En definitiva, de un mal que era “relativo” porque hundía sus raíces en la historia, parece que hemos pasado a uno que aparece en la historia como una interrupción, como un relámpago, causa grandes estragos y luego se desvanece entre la niebla.

Esta imagen expresa muy bien el espíritu de nuestro tiempo, pero, ¿hasta qué punto podemos darle crédito? Aunque haya cosas tan malas que quisiéramos subrayar nuestro desacuerdo con ellas diciendo que son “absolutamente” malas, no podemos nunca conseguir que esa “condena absoluta” de ciertas acciones o conductas exima a sus autores de su pertenencia a la misma condición humana de la que formamos parte sus testigos y sus víctimas. El mal no es nunca “absoluto” en el sentido de que proceda de un principio oscuro cósmico o infernal; la raíz de la que proceden todos los males es la libertad. Precisamente por eso hemos de desconfiar intransigentemente de todos aquellos que nos prometen, en cualquiera de las muchas versiones de esta promesa, acabar definitiva y absolutamente con el mal, porque ello sólo podría hacerse al precio de extirpar del mundo toda libertad.
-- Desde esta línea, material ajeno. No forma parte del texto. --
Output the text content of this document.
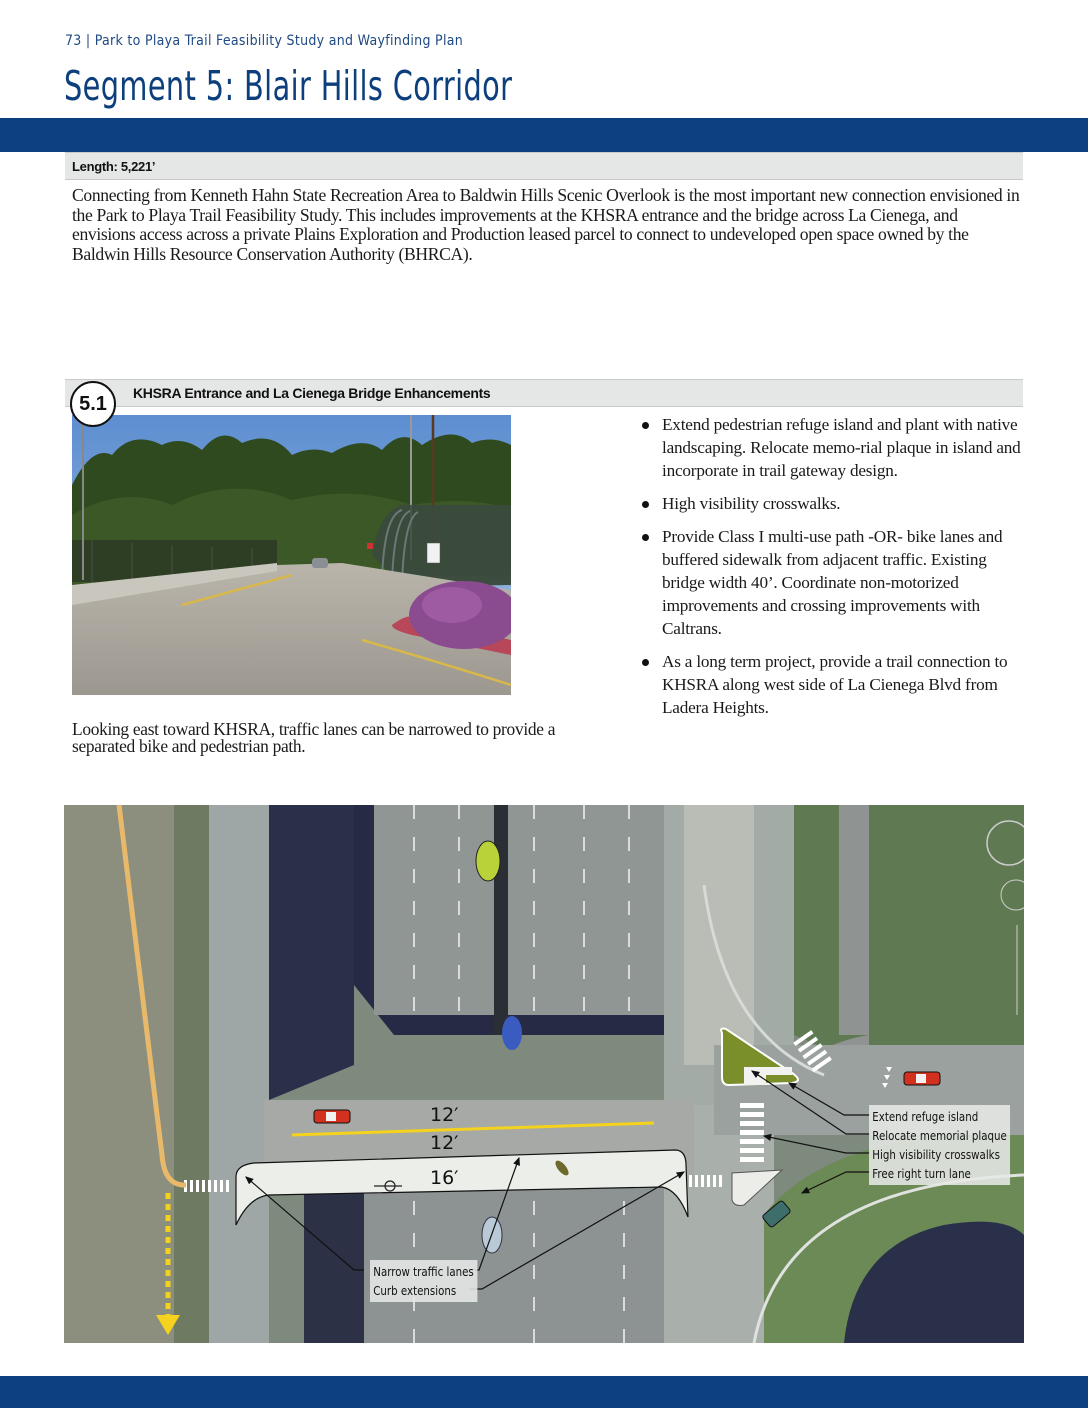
73 | Park to Playa Trail Feasibility Study and Wayfinding Plan
Segment 5: Blair Hills Corridor
Length: 5,221’

Connecting from Kenneth Hahn State Recreation Area to Baldwin Hills Scenic Overlook is the most important new connection envisioned in the Park to Playa Trail Feasibility Study. This includes improvements at the KHSRA entrance and the bridge across La Cienega, and envisions access across a private Plains Exploration and Production leased parcel to connect to undeveloped open space owned by the Baldwin Hills Resource Conservation Authority (BHRCA).

KHSRA Entrance and La Cienega Bridge Enhancements
5.1

Looking east toward KHSRA, traffic lanes can be narrowed to provide a separated bike and pedestrian path.

Extend pedestrian refuge island and plant with native landscaping. Relocate memo-rial plaque in island and incorporate in trail gateway design.
High visibility crosswalks.
Provide Class I multi-use path -OR- bike lanes and buffered sidewalk from adjacent traffic. Existing bridge width 40’. Coordinate non-motorized improvements and crossing improvements with Caltrans.
As a long term project, provide a trail connection to KHSRA along west side of La Cienega Blvd from Ladera Heights.
12′
12′
16′
Extend refuge island
Relocate memorial plaque
High visibility crosswalks
Free right turn lane
Narrow traffic lanes
Curb extensions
Lo cual no significa, por supuesto, que tengamos que aceptar mansamente las atrocidades, empezando por la barbarie del terrorismo.

Lo único que tenemos que hacer mientras las combatimos con todas nuestras fuerzas es recordar que nuestros enemigos están hechos de la misma pasta que nosotros, y que la mezquindad que consiste en justificar el sufrimiento ajeno como un medio necesario para conseguir nuestros fines no es un impulso ajeno a ningún corazón de los miembros de nuestra especie.